Règlementation coordonnée, unités de contrôle, outils et moyens sont les 4 piliers essentiels pour réussir.

Un phénomène hétérogène en croissance tendancielle

En mars 2019, deux députés, Ugo Bernalicis et Jacques Maire, ont présenté, au nom du Comité d’évaluation et de contrôle des politiques publiques, un rapport sur l’efficacité de la lutte contre la délinquance financière en France.

Celle-ci revêt des formes multiples si bien qu’il est difficile d’en définir les contours. D’après les statistiques du ministère de l’Intérieur, près de 409 000 escroqueries et infractions économiques et financières ont été enregistrées en 2018 (+19,8 % par rapport à 2013). Les escroqueries et abus de confiance représentent 230 000 affaires, soit près de 56 %. Suivent les fraudes aux moyens de paiement (31 %). La fraude à la carte bleue représente 14 % du total, pour un montant annuel de 361 millions d’euros.

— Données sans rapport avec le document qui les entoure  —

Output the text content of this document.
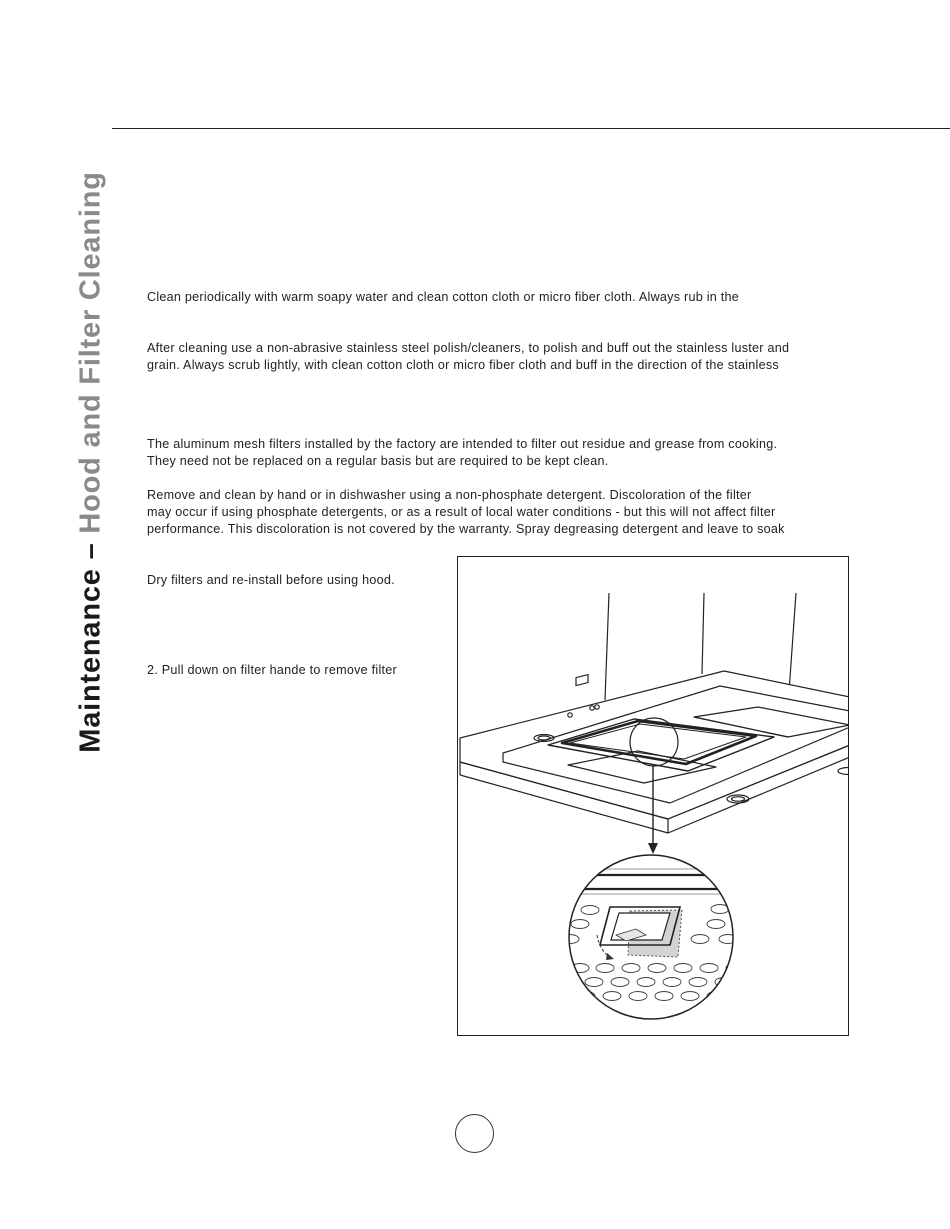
Maintenance – Hood and Filter Cleaning	Clean periodically with warm soapy water and clean cotton cloth or micro fiber cloth. Always rub in the

After cleaning use a non-abrasive stainless steel polish/cleaners, to polish and buff out the stainless luster and
grain. Always scrub lightly, with clean cotton cloth or micro fiber cloth and buff in the direction of the stainless

The aluminum mesh filters installed by the factory are intended to filter out residue and grease from cooking.
They need not be replaced on a regular basis but are required to be kept clean.

Remove and clean by hand or in dishwasher using a non-phosphate detergent. Discoloration of the filter
may occur if using phosphate detergents, or as a result of local water conditions - but this will not affect filter
performance. This discoloration is not covered by the warranty. Spray degreasing detergent and leave to soak

Dry filters and re-install before using hood.

2. Pull down on filter hande to remove filter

En 2017, plus de 1,2 million de ménages en ont été victimes.

Pour faire face à cette criminalité, la France dispose d’ores et déjà d’un arsenal législatif sur le sujet : la loi relative à la lutte contre la fraude fiscale et la grande délinquance économique et financière et la loi organique relative au procureur de la République financier de décembre 2013 ; la loi renforçant la lutte contre le crime organisé, le terrorisme et leur financement, et améliorant l’efficacité et les garanties de la procédure pénale et la loi réformant le système de répression des abus de marché de juin 2016 ; et la loi relative à la transparence, à la lutte contre la corruption et à la modernisation de la vie économique de décembre 2016, dite loi « Sapin 2 ». Enfin, la loi relative à la lutte contre la fraude est entrée en vigueur en octobre 2018.

Au-delà de cet aspect législatif, les deux parlementaires notent « une absence préoccupante de coordination interministérielle de la politique publique de lutte contre cette forme de délinquance. » et soulignent « une détection reposant largement sur les acteurs privés, des résultats en demi-teinte en matière de contrôle fiscal, une organisation complexe des services enquêteurs, et des juridictions spécialisées en situation d’engorgement. »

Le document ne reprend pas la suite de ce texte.